Tentang Pulang, Tanpa Pernah Memaksa Tinggal

 


Aku menyukai cara-caramu menunjukkan kasih sayang,  cara yang tak lazim, tak berisik, tak seperti kebanyakan orang.


Kau bukan tipe yang romantis dengan gestur besar, yang membuat banyak orang terbelalak dan berdecak kagum. Kau memilih hadir dengan tenang, dan entah bagaimana, itu justru terasa paling jujur.


Kau membuatkanku kopi di pagi hari, di sela-sela kesibukanku me-roll rambut atau memulas wajah dengan sisa kantuk semalam.


Kau dengan sabar merebahkan kepalaku di dadamu saat aku menangis terisak-isak, meminta validasi atas emosi yang sedang kuupayakan untuk kuatur sendiri.


Kau mengoreksi kesalahanku dengan runut, tanpa penghakiman, tanpa komando agar aku lekas kembali ke barisan orang waras, tanpa nada suara yang perlu naik beberapa oktaf demi terdengar benar.


Kau lebih dari cukup untuk aku yang sering merasa diriku tak pernah cukup.

Kau bukan sekadar kepuasan lahir, kau adalah pengejawantahan paling utuh dari kehausan batinku yang telah menahun, selama belasan tahun lamanya.


Walau rasanya kurang tepat mengibaratkan seorang manusia sebagai tempat untuk pulang, namun kau adalah tempat paling aman yang pernah kumiliki.


Kau, dengan fasadmu yang kokoh, terawat, dan hangat.

Kau, dengan tamanmu yang tak hanya memberi penghidupan, namun juga kehidupan, yang kehangatannya tak kalah dari jiwamu sendiri.


Rasanya sulit untuk percaya bahwa ketidakpercayaan dirimulah yang membuat kita memilih berpisah jalan.


Seberapa banyak pun aku meyakinkanmu bahwa kau sudah lebih dari cukup, bahwa aku tak akan meminta lebih dari apa yang sanggup kau berikan, bahwa aku melihatmu lebih baik dibandingkan caramu melihat dirimu sendiri, bukan tugasku untuk membuatmu menetap.


Siapapun yang memilih untuk pergi tak serta-merta menjadikanku tak pantas untuk ditemani.

Sebisa mungkin, aku tak akan lagi menyalahkan diriku atas keputusan orang lain, baik yang secara langsung maupun tidak, akan berdampak kepadaku.


Sekadar pengingat: kau masih bisa kembali pulang. Pintu dan jendelanya masih kubuka untukmu. Namun kali ini, tanpa pernah memaksa tinggal.



Sanur, 17th December 2025




About Coming Home, Without Ever Forcing Someone to Stay


I’ve always loved the way you showed affection, quietly, in ways that never tried to compete with how most people do it.


You were never the kind of man who relied on grand gestures, the sort that make people gasp and stare in admiration. You chose presence instead. And somehow, that felt far more honest.

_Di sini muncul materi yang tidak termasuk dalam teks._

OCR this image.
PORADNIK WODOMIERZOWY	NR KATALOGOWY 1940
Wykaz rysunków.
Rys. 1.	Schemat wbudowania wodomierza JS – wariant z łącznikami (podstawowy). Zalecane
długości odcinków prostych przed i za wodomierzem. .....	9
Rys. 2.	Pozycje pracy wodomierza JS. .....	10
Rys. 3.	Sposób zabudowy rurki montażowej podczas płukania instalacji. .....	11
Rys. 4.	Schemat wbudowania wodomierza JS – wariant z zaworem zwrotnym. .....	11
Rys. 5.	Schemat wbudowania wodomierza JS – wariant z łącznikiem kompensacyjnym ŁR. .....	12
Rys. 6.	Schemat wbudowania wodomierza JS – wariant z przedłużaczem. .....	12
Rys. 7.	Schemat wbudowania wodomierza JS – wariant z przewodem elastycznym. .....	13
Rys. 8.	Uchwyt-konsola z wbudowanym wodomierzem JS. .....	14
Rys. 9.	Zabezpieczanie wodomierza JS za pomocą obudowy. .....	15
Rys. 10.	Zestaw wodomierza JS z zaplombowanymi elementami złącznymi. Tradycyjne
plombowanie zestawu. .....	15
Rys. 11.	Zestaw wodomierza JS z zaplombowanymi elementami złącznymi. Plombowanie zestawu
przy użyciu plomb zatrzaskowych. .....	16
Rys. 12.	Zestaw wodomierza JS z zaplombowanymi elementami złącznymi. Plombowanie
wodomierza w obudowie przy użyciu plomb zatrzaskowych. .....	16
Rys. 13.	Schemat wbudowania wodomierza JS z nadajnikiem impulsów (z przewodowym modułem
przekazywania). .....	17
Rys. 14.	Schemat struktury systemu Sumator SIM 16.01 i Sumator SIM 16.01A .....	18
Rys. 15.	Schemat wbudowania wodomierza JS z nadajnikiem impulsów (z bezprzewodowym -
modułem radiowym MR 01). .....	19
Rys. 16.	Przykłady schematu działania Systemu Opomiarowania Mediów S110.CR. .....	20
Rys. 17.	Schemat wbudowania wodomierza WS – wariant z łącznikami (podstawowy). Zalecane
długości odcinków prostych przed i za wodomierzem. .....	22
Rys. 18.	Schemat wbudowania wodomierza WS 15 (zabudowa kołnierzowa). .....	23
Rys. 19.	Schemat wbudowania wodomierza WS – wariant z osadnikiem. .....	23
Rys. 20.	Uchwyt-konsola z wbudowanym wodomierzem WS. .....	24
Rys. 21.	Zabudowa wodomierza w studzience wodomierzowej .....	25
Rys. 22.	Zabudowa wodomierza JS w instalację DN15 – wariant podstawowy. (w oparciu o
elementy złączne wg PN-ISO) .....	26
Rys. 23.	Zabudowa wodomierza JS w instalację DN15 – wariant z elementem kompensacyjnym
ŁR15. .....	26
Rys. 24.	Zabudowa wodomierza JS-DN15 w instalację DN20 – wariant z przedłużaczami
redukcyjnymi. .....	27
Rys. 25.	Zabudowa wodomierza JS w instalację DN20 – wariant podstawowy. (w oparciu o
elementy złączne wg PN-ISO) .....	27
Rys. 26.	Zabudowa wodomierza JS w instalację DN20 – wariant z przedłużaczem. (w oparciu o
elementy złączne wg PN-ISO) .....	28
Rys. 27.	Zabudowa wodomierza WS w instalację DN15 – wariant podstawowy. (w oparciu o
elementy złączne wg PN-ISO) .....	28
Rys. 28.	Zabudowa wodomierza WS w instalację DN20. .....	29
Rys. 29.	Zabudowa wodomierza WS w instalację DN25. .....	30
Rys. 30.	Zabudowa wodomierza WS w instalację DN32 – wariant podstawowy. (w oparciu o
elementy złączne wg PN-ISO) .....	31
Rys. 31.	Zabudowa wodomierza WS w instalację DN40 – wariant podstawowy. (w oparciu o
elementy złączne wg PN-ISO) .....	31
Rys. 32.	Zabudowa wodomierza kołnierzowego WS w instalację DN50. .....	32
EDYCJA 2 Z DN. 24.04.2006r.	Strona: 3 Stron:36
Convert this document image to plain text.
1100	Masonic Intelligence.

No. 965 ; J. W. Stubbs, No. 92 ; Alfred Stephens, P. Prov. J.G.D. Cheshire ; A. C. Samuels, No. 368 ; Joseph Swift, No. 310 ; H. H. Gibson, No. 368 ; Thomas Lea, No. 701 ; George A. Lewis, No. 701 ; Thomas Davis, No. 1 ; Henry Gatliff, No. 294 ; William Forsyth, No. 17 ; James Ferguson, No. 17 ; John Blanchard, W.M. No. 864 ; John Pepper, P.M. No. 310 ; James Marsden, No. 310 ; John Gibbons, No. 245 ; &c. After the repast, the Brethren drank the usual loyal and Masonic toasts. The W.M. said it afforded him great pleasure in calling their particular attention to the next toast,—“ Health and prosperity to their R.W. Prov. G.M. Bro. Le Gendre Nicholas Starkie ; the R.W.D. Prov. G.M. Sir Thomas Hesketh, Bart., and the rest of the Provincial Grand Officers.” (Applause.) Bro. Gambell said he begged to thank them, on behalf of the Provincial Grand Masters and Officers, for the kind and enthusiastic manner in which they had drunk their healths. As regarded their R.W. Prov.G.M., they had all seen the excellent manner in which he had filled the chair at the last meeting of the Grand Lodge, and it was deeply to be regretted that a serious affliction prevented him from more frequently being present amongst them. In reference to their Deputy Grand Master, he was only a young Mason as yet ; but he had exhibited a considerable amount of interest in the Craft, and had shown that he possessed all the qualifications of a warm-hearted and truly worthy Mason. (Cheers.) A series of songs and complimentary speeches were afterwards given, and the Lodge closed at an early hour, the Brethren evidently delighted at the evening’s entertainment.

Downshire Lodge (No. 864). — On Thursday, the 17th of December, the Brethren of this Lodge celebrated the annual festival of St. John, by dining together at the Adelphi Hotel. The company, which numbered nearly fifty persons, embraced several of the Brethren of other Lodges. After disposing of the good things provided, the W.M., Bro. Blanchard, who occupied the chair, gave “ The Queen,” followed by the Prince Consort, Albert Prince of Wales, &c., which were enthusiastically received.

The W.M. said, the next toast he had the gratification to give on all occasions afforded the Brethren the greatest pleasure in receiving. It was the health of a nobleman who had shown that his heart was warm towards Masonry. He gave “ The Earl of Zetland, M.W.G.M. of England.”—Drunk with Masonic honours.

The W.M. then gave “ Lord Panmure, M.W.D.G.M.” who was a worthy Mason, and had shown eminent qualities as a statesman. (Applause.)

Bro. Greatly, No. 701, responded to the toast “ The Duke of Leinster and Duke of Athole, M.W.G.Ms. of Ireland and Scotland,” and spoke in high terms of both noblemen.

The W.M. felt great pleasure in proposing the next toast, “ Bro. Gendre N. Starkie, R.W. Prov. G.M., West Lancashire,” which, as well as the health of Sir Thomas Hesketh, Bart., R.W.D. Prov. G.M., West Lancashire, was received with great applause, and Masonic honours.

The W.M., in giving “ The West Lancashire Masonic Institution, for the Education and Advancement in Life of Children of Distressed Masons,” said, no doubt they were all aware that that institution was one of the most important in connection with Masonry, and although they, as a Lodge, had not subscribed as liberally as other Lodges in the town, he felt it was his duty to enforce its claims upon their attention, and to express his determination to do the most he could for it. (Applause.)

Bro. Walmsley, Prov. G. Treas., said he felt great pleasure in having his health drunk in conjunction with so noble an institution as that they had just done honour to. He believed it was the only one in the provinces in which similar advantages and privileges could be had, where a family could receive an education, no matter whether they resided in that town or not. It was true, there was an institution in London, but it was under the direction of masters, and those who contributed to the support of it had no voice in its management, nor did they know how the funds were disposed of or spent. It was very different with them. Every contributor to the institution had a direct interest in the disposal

You made me coffee in the morning, right in the middle of my rush, while I was curling my hair

or brushing color onto a half-awake face. 


You let me rest my head against your chest when I cried in broken sobs, asking for reassurance

while trying, clumsily, to regulate emotions, I was learning to hold on my own.


You corrected me gently, methodically, without judgment, without commands to return to sanity, without raising your voice just to prove a point.


You were more than enough for someone like me, who so often felt like I never was.

You were more than physical satisfaction; you were the clearest embodiment of a hunger I had carried quietly inside me for years, a thirst that had lasted far too long.


Even though it feels imprecise to call another human being a place to come home to, you were the safest home I ever knew.


You, with your solid, well-kept, gentle exterior.

You, with your garden, one that didn’t merely sustain life, but offered it warmth, a warmth not unlike your own.


It still feels difficult to believe that it was your lack of faith in yourself that led us to walk away from each other.


No matter how often I tried to remind you that you were already more than enough, that I would never ask for more than you were willing to give, that I saw you more clearly than you ever saw yourself, it was never my responsibility to make you stay.


Someone choosing to leave does not make me unworthy of being accompanied. As much as I can, I refuse now to blame myself for decisions made by others, whether directly or indirectly; they shaped my life all the same.


Just a reminder: you can still come home. The doors and windows remain open for you. But this time, without ever forcing you to stay.